If you would like to be part of a comprehensive Bio-Psycho-Social community outreach, preventative health program, contact Luke R. Davies. There is an upcoming 12 week programme in Mid-Wales early 2017. If you would like to discuss bringing a programme to your area also get in touch where this could be discussed.

Clouds, not clocks.

Luke R. Davies :)

 


 

REFERENCES

1. Engal, G. (1977). The Need for a New Medical Model: A Challenge for Biomedicine. Science, 196, P.129-136. 

2. Borrell-Carriò, F., Suchman, A. L. and Epstein, R. M. (2004). The Biopsychosocial Model 25 Years Later: Principles, Practice and Scientific Enquiry, Annals of Family Medicine, 2 (6), P.576-582.

3. Gleick, J. (1987). Chaos: Making a new Science. Penguin Books, New York, USA.

4. Sapolsky, R. (2010). Stanford lecture 21 accessible at: https://www.youtube.com/watch?v=_njf8jwEGRo ACCESSED ON: 29.10.16

5. Hussain, A. and Erdek, M. (2013). Interventional Pain Management for Failed Back Surgery Syndrome, Pain Practice, 14(1), P.64-78.

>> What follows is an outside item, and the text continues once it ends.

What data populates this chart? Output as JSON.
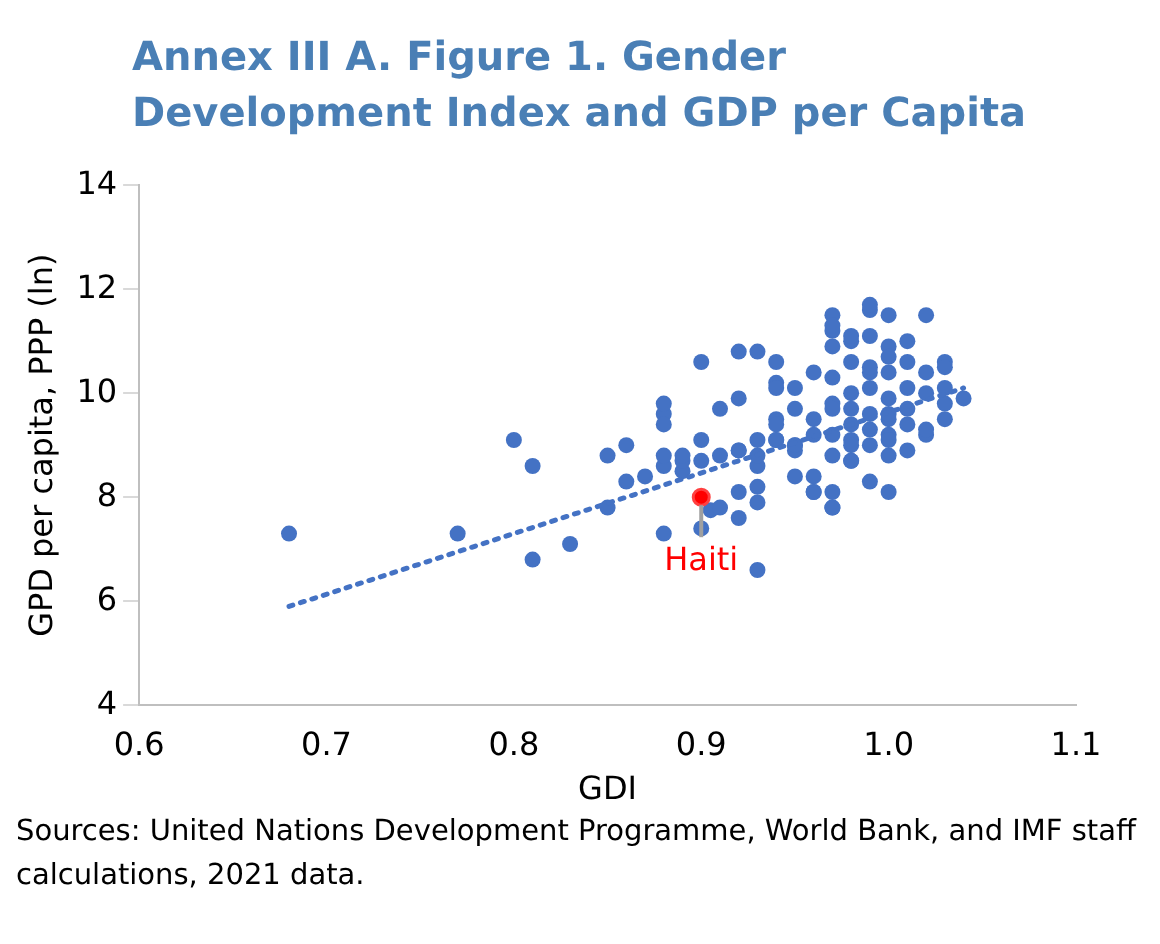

6. Videman, T., Battié, M. C., Gibbons, L. E., Maravilla, K., Manninen, H. and Kaprio, J. (2003).  Associations Between Back Pain History and Lumbar MRI Findings, Spine, 28(6), P.582-8.

7. Endean, A., Palmer, K. T. and Coggon, D. (2011). Potential of MRI Findings to Refine Case Definition for Mechanical Low Back Pain in Epidemiological Studies: A Systematic Review, Spine, 36(2), P160-9.

8. Brinjikji, W., Diehn, F. E., Jarvik, J.G., Carr, C. M., Kallmes, D. F., Murad, M. H. and Luetmer, P. H. (2015). MRI Findings of Disc Degeneration are More Prevalent in Adults with Low Back Pain than in Asymptomatic Controls: A Systematic Review and Meta-Analysis, American Journal of Neuroradiology, 36(12), P2394-9.

9. Webster, B. S. and Cifuentes, M. (2010). Relationship of Early Magnetic Resonance Imaging for Work-related Acute Low Back Pain with Disability and Medical Utilization Outcomes, Journal of Occupational Environmental Medicine, 52(9), P. 900-7.

10. Helms, E. R., Aragon, A. and Fitschen, P. J. (2014). Evidence-based Recommendations for Natural Bodybuilding Contest Preparation: Nutrition and Supplementation, Journal of the International Society of Sports Nutrition, 11(20).